El verdadero peligro que nos acecha como sociedad, y que, en mi opinión, sobre todo los juristas deberíamos tratar de evitar caer en él, son todas aquellas noticias falseadas -en las que se sobreentiende el deliberadamente falseadas– que se esconden tras medias verdades y condicionan los grandes debates políticos. De hecho, uno de los mayores riesgos que corremos es asumir que este «asunto de mentiras» solo afecta a las grandes masas y que todo es un problema de no hacer un uso responsable de las redes sociales.

Todo lo contrario, a diario aseveraciones tajantes permean los más altos círculos del país y provocan que la polémica gire en torno a verdades que no lo son. Aunque pudieran parecer detalles menores, se trata de una cuestión fundamental, por ejemplo, dejar claro que no es lo mismo delito que fraude fiscal; o por qué el debate sobre la Nación no puede consistir en si nos convertimos en un estado federal o no, puesto que el concepto, en sí, no implica necesariamente cambios. Al final, una a una, noticias de estas características condicionan los debates más importantes y generan opinión pública fundada en argumentos no del todo ciertos (en este blog ya se ha hablado sobre la importancia de no dejarse llevar por «lo que se dice» para juzgar temas importantes: aquí). Y es que, por retomar el inicio, son estas medias verdades las que van creando la posverdad.

En definitiva, la posverdad supone edificar una realidad paralela a la verdad o, tal y como destaca la definición de la RAE, distorsionar deliberadamente una realidad. Pero, ¿por qué tienen tanto éxito las noticias falseadas? ¿Cómo es posible que esa edificación se sostenga con unas bases tan poco sólidas? Pues bien, la respuesta a estas preguntas la debemos buscar en lo que destaca la definición inglesa: «relating to or denoting circumstances in which objective facts are less influential in shaping public opinion than appeals to emotion and personal belief». En ese sentido, el autor estadounidense Ralph Keyes publicó, en 2004, un libro titulado The Post-truth Era, en el que la definió de una forma muy visual con la metáfora «prolongación sentimental de la realidad». La posverdad no trata tanto de mentiras, como de emociones.

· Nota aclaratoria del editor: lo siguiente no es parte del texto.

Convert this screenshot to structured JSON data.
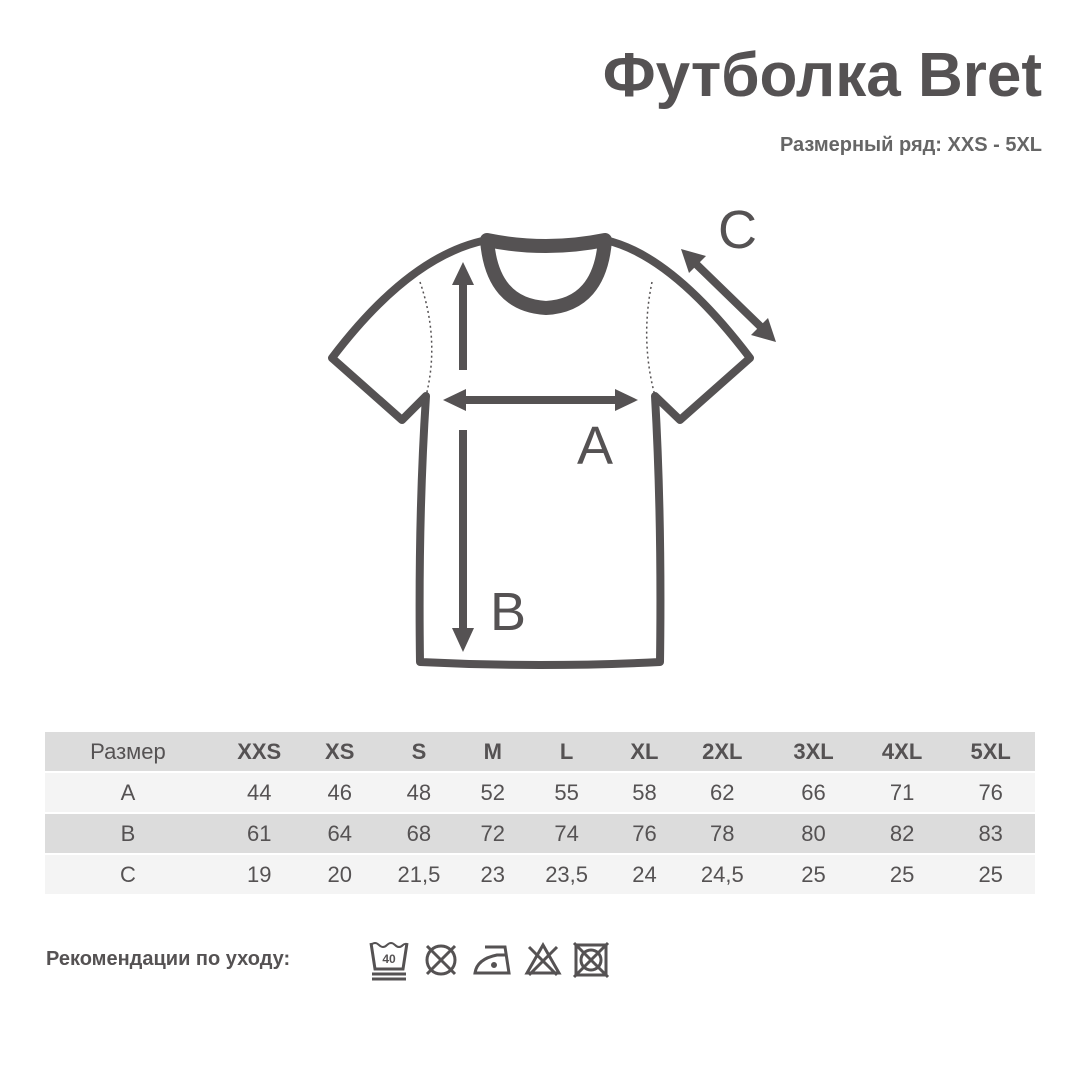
{
  "title": "Футболка Bret",
  "subtitle": "Размерный ряд: XXS - 5XL",
  "diagram": {
    "labels": {
      "a": "A",
      "b": "B",
      "c": "C"
    },
    "color": "#555253"
  },
  "table": {
    "headers": [
      "Размер",
      "XXS",
      "XS",
      "S",
      "M",
      "L",
      "XL",
      "2XL",
      "3XL",
      "4XL",
      "5XL"
    ],
    "rows": [
      [
        "A",
        "44",
        "46",
        "48",
        "52",
        "55",
        "58",
        "62",
        "66",
        "71",
        "76"
      ],
      [
        "B",
        "61",
        "64",
        "68",
        "72",
        "74",
        "76",
        "78",
        "80",
        "82",
        "83"
      ],
      [
        "C",
        "19",
        "20",
        "21,5",
        "23",
        "23,5",
        "24",
        "24,5",
        "25",
        "25",
        "25"
      ]
    ]
  },
  "care": {
    "label": "Рекомендации по уходу:",
    "icons": [
      "wash-40-icon",
      "no-bleach-tumble-dry-icon",
      "iron-low-icon",
      "no-bleach-icon",
      "no-tumble-dry-icon"
    ],
    "wash_temp": "40"
  }
}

Las noticias falseadas tienen éxito porque apelan a nuestros sentimientos y a los constructos sociales que vamos creando con base en prejuicios y desinformación. Según el filósofo Grayling, el éxito de la posverdad radica en nuestro narcicismo, ya que considera que el lema de nuestro tiempo es «mi opinión vale más que los hechos» (aquí). Esto tiene una relación directa con el sesgo de confirmación, ese concepto estudiado en psicología que describe la tendencia por la que buscamos información que confirme nuestras ideas preconcebidas y rechazamos aquella que no las apoye. Esto explica por qué retuiteamos más las noticias que nos hacen sentir respaldados en nuestras opiniones: nos gusta tener razón. Esta conclusión es coherente con otra de las afirmaciones del estudio científico antes citado que señala que, no podemos culpar a los bots cuando somos los humanos los mayores responsables del éxito de estas noticias.

Esto último nos lleva a concluir que, aunque entidades tan dispares como la ONU, Facebook o la UE están tratando de tomar medidas al respecto, no debemos engañarnos: no son soluciones tecnológicas lo que necesitamos. La posverdad no es más que el síntoma de un mal cuya única cura es la educación y… reflexionar antes de compartir.